Le Drian and Baerbock travel to Ukraine
Several Western politicians announced that talks with Russia and Ukraine would continue. According to his office, British Prime Minister Boris Johnson is planning a telephone call with Putin in the new week. Johnson will ask Putin to get involved through diplomatic channels. French Foreign Minister Jean-Yves Le Drian and his German counterpart Annalena Baerbock have announced a joint trip to Ukraine. This is planned for February 7th and 8th, said Le Drian, whose country holds the EU Council Presidency. Together with Russia and Ukraine, both countries form the so-called Normandy format to resolve the conflict in eastern Ukraine.

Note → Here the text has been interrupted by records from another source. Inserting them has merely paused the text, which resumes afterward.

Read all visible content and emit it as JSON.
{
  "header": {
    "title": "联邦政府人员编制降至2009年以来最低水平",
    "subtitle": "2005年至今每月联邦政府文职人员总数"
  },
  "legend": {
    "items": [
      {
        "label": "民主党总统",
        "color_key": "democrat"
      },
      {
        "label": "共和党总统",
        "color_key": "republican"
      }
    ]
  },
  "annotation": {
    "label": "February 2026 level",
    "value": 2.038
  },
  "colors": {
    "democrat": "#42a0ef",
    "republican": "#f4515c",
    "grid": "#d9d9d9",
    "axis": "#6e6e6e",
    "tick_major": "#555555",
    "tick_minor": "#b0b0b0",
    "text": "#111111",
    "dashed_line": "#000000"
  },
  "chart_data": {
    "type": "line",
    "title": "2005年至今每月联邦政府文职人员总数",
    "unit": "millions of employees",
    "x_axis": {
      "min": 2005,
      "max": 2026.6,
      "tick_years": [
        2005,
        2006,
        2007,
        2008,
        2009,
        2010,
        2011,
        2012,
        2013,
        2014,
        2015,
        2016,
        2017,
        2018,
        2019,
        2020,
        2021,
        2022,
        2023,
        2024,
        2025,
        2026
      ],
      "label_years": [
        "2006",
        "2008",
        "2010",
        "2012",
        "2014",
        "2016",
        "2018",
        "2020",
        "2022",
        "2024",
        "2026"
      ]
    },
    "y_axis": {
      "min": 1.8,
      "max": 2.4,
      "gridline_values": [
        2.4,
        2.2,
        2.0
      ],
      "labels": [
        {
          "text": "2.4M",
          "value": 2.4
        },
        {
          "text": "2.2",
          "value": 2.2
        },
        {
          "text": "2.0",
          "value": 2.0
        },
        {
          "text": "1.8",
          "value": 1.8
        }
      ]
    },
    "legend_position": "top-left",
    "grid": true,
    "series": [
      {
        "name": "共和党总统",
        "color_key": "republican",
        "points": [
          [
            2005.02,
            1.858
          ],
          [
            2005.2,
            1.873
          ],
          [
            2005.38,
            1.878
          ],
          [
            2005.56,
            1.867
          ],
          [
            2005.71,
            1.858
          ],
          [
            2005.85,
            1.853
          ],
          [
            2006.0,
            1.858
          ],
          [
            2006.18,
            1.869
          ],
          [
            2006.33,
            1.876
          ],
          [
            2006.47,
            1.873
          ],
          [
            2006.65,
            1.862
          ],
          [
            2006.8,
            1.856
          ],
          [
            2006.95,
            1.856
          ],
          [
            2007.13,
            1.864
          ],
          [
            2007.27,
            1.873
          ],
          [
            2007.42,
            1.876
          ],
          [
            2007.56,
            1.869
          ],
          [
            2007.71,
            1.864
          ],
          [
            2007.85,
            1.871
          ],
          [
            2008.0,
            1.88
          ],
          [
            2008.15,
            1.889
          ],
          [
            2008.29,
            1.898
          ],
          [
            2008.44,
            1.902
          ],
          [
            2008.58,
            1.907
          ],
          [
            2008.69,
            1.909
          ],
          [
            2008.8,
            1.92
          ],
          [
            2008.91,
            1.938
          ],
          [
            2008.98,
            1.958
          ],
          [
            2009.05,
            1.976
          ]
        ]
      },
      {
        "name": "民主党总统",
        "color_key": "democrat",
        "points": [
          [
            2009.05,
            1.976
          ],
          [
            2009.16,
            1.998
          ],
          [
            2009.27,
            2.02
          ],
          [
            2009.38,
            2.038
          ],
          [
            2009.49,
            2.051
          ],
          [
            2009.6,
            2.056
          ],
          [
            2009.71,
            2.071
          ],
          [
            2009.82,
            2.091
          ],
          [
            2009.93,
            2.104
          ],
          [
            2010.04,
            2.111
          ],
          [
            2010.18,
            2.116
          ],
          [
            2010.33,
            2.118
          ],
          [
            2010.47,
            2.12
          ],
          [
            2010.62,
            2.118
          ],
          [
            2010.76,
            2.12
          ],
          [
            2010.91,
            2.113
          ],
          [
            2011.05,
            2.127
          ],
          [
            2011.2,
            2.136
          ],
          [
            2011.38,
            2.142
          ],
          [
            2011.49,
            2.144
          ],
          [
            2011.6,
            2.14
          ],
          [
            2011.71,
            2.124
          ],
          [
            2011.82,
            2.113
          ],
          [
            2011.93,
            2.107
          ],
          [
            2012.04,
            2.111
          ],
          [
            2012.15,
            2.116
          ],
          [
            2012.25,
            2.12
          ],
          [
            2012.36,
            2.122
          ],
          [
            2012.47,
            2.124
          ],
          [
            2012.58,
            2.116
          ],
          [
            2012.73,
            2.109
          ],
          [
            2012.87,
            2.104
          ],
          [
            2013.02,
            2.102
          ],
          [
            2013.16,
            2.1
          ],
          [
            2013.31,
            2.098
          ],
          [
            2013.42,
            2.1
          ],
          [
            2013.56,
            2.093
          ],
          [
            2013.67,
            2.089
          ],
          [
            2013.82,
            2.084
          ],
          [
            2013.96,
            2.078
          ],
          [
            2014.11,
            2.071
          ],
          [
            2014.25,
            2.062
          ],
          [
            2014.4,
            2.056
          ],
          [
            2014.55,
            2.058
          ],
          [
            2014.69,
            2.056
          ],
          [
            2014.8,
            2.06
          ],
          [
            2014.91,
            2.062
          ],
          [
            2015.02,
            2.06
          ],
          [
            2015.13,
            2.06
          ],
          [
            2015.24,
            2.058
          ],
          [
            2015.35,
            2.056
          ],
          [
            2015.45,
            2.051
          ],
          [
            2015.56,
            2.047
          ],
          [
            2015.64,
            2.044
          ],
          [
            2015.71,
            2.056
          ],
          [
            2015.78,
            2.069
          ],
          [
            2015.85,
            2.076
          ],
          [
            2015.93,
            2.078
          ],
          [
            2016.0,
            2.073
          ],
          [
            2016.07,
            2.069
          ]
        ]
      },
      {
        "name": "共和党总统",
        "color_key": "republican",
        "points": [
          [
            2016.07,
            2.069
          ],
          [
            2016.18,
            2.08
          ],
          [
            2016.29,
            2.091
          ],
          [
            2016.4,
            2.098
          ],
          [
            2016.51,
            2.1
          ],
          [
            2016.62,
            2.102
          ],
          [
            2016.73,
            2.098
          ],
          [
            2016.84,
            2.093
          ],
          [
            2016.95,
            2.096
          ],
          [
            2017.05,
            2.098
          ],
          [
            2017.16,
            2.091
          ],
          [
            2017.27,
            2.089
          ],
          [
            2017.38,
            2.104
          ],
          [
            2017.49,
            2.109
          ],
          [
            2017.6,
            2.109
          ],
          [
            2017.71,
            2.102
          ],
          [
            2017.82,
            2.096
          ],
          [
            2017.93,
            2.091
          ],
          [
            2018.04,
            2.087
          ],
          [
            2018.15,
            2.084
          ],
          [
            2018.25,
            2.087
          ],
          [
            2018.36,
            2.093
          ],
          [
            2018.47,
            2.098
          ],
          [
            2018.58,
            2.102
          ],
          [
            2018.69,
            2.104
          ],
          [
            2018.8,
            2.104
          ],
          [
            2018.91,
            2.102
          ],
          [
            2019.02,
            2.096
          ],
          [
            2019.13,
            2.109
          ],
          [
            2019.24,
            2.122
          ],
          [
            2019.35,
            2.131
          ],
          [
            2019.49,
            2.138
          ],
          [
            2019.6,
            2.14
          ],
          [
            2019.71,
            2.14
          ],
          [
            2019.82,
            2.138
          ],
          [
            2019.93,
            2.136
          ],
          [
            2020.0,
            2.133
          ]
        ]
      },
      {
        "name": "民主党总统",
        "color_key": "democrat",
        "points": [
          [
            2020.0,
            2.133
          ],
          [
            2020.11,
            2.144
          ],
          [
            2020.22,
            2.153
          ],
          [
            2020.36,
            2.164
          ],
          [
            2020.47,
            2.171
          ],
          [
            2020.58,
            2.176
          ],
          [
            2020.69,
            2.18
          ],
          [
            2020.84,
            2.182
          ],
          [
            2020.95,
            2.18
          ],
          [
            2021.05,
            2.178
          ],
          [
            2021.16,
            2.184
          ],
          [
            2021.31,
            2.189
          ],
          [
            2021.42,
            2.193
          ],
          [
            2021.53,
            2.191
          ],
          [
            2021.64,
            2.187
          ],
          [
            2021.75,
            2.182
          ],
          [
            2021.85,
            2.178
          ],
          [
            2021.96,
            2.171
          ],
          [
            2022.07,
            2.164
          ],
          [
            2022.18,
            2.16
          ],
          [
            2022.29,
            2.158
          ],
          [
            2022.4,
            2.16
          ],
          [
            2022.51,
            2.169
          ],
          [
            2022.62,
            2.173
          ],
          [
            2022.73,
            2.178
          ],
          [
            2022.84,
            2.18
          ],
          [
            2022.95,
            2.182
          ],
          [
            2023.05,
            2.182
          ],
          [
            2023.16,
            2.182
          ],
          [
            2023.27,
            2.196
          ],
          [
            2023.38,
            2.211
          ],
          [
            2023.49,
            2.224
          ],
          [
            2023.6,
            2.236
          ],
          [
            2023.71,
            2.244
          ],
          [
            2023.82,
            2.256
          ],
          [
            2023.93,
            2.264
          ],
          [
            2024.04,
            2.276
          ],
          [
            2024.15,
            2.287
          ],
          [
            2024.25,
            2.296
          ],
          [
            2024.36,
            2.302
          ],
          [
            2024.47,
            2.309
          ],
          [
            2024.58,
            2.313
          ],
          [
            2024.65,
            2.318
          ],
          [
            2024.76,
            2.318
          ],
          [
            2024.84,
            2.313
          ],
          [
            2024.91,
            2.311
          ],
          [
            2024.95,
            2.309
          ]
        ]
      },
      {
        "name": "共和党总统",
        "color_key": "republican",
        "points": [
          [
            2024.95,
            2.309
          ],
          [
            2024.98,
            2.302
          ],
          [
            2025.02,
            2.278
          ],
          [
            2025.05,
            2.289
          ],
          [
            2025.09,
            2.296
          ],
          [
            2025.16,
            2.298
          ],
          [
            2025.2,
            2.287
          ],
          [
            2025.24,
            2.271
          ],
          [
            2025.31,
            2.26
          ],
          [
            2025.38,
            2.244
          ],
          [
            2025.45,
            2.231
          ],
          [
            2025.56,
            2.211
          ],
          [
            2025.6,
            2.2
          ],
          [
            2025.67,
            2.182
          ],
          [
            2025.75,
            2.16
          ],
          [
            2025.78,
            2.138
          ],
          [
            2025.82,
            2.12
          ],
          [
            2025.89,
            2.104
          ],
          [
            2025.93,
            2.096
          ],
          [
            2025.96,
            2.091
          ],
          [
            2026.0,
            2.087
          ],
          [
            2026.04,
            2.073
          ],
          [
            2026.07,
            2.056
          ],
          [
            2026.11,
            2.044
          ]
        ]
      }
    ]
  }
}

While the United States announced that it would be strengthening its troops in NATO territory in Eastern Europe, the military alliance once again ruled out a combat mission in Ukraine. US President Joe Biden said on Friday (local time) that he wanted to move US troops to Eastern Europe and NATO countries “in the foreseeable future”. NATO Secretary General Jens Stoltenberg confirmed on Sunday that there are no plans to deploy combat-ready Alliance soldiers in Ukraine. “There is a difference between being a member of NATO and a strong and valued partner like Ukraine. There is no doubt about that.” Stoltenberg called on European countries to reduce their dependence on Russian gas. Being too dependent on one supplier makes Europe vulnerable.
Federal Finance Minister Christian Lindner confirmed that Russia would have to reckon with sanctions in the event of an attack. “It must be clear to the Kremlin that a breach of international law and an escalation would be answered with iron consistency,” said the FDP chairman to the “Spiegel”.